祭囃し

読了。
ネタバレ注意!

カケラを紡ぐことの困難さと、初めて登場した選択というゲーム性が合っているなぁとか思いつつ、解決への道をたどる。
その先に見えたものというか、作者があとがきで語りすぎてしまっている「システム」そのものの是非は置いておく。
私にとって一つ問題だったのは、その「システム」の適応され方である。「システム」やその他の前提となるあれこれを「現実」に外挿することで、一つの話が作られていくのに異存はない。つまり、「もしもボックス」で電話をかけることはいいと思う。しかし、その「もしもボックス」が故障していて、何も言っていないのに勝手に動き、人が死ぬ世界をどうころんでも傷つかない世界に変えてしまったなら、リコールを主張することは間違っていないだろう。

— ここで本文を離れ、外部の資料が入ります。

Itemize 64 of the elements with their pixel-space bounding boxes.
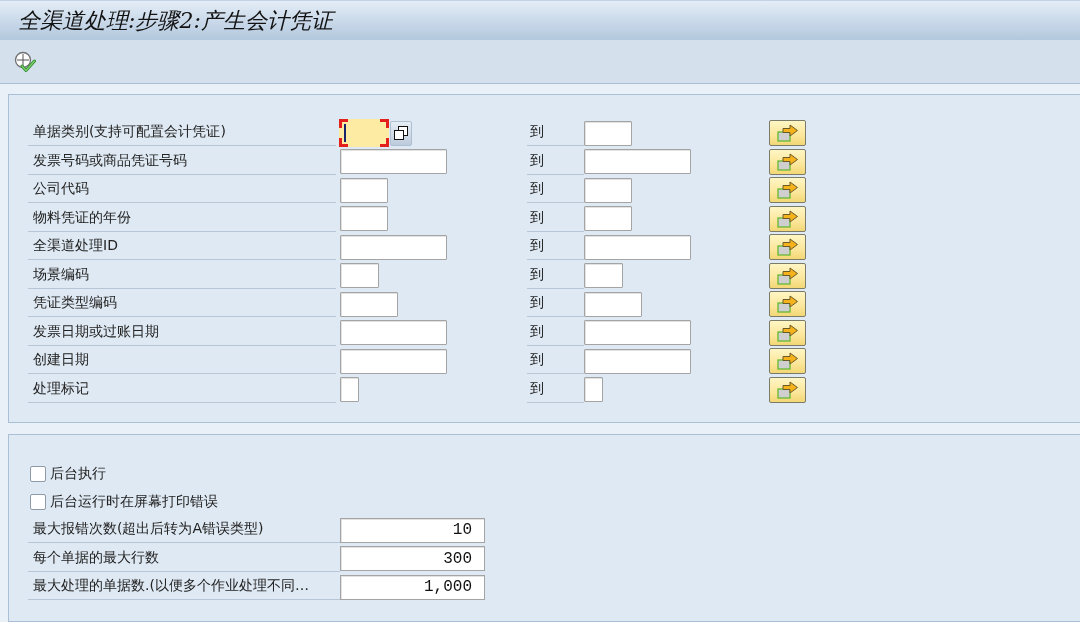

間違えた。これは勝手な思い込み。
「システム」の力が強すぎて、どこまでいっても、キャラクターが「システム」に守られる世界を作ってしまった。要は、これまでの人が死ぬ(と私が思い込んでいた)世界と本作に登場したキャラクターが全く傷つかない世界の齟齬*1が違和感の原因だったのだと思う。
この作品が特異なところは、読者が作者になりかわって、あるべき祭囃しを構築することが奨励されていることである。つまり、文句あるなら代案を見せろと。ここで、真犯人と神様の持つ思いの戦いは、作者と読者の妄想力の戦いへと変化する。
オッカムの剃刀を持ち出して、最節約基準で説明しろと思うなら、それは各人が行えばいい。徹甲弾や固有結界やザ・ワールドなんかを持ち出さないと上手く着地しないのはおかしいと思うなら、その方法を自分で考えろということ。
これを責任放棄ととらえてもいいとは思う。だが、わざわざ作者への反論を織り込み済みで発表するのはスタッフルームにもあったように、読者にものを作ってもらいたいという作者の思いの表れということでいいんではなかろうか。
=壮大な釣り説

*1:リアリティのレベルの差とも言えるか。